To test whether the sigma viruses have exclusively cospeciated with their hosts, we compared the host and virus phylogenies. The phylogeny of these host species is extremely well resolved [17,18]. We found the likelihood of the virus tree constrained to follow the topology of the host taxa was significantly reduced (SH-test: 2ΔlnL = 328, p < 0.005). For the Bayesian trees, we also found that the viral phylogeny differed significantly from the host topology, with none of the topologies in the posterior sample of trees matching that of the hosts. Therefore, both methods suggest these viruses have switched between host species. Incongruence is owing to two factors: first, the presence of DImmSV in a clade of viruses with hosts from a different subgenus of Drosophila to D. immigrans [18]; and also D. obscura is much more closely related to D. tristis than D. affinis [17], yet a viral clade comprising DTriSV and DAffSV is well-supported.
However, although the trees were not congruent, we found that the inferred virus topology was more similar to the host topology than expected by chance. Only 2 per cent of random viral topologies were closer to the host topology than the posterior sample of actual virus topologies were to the host topology [20]. This may imply cospeciation events, but could be owing to other factors such as preferential host switching between closely related species.
4. Discussion
We have discovered four new sigma viruses in D. ananassae, D. immigrans, D. tristis and M. stabulans. Together with the three existing sigma viruses in other Drosophila, they form a clade of Dipteran-infecting rhabdoviruses.
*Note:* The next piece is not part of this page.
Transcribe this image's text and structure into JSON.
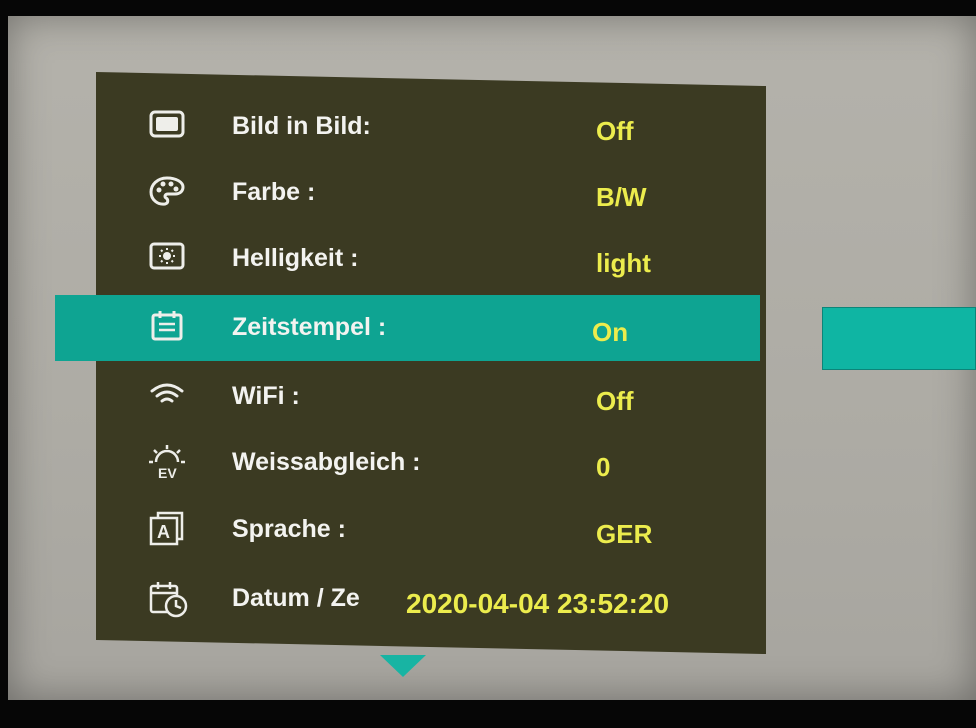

It is probable that these viruses are vertically transmitted as not only are all of the previously known sigma viruses vertically transmitted [12], but also vertical-transmission of CO2 sensitivity—the hallmark of sigma virus infection—is known from other Diptera [23,24]. The phylogeny of the viruses reflects neither the phylogeny of the hosts, nor the region of the world where they were collected (these viruses were isolated in Europe, Africa and America). Therefore, sigma viruses have switched between host lineages during their evolution.
Sigma viruses have highly dynamic interactions with their hosts. In D. melanogaster populations, there has been a recent selective sweep of a gene conferring resistance to DMelSV [25], and this was followed by the sweep of a viral genotype that overcomes host resistance [26]. DObsSV also shows evidence of a recent and rapid sweep [12]. Such rapid changes in host resistance are expected to drive fluctuations in viral prevalence, and may make virus–host associations unstable and short-lived [9]. If so, then the virus will only persist in the long-term by switching between host species. This appears to be a general phenomenon among vertically transmitted parasites, as similar patterns are seen among bacterial endosymbionts (see §1) [6–8], and genomic parasites such as transposable elements [27] and homing endonucleases [28]. Although the transfer mechanism is unclear, we have previously suggested that parasitic mites could act as vectors of sigma viruses [11], and arthropod vectors may be responsible for other endosymbionts and genomic parasites switching between host lineages [27,29,30].
A sigma-like virus outside of the genus Drosophila suggests that these viruses may be widespread in Dipterans, if not insects as a whole. Unlike bacterial endosymbionts, the rapid evolution of the sigma virus genome makes it impossible to design a single pair of diagnostic PCR primers that can be used to test for new strains of the virus. In the course of this study, we encountered CO2-sensitive individuals of other species of flies from which we were unable to amplify virus using our primers, and these may harbour other sigma-like viruses. CO2 sensitivity has also been reported in 13 other Drosophila species [10], and in Culex mosquitoes [23]. Additionally, rhabdovirus sequences have inserted into the genomes of various insect species [31] and rhabdovirus-like particles have been found in firebug testes [32]. The non-Drosophilid sigma virus we found is of particular interest, as the closely related Dimarhabdoviruses are vector-borne diseases of vertebrates (some of which are vectored by other dipterans) [22]. The discovery of other rhabdoviruses in insects that do not blood-feed may make it possible to understand how viruses may have switched between being vector-borne pathogens of vertebrates and being purely entomopathogenic.
Acknowledgements
B.L. is supported by a BBSRC studentship; D.J.O. by Wellcome Trust Fellowship 085064/Z/08/Z; and F.M.J. by a Royal Society University Research Fellowship and a Wellcome Trust Project Grant.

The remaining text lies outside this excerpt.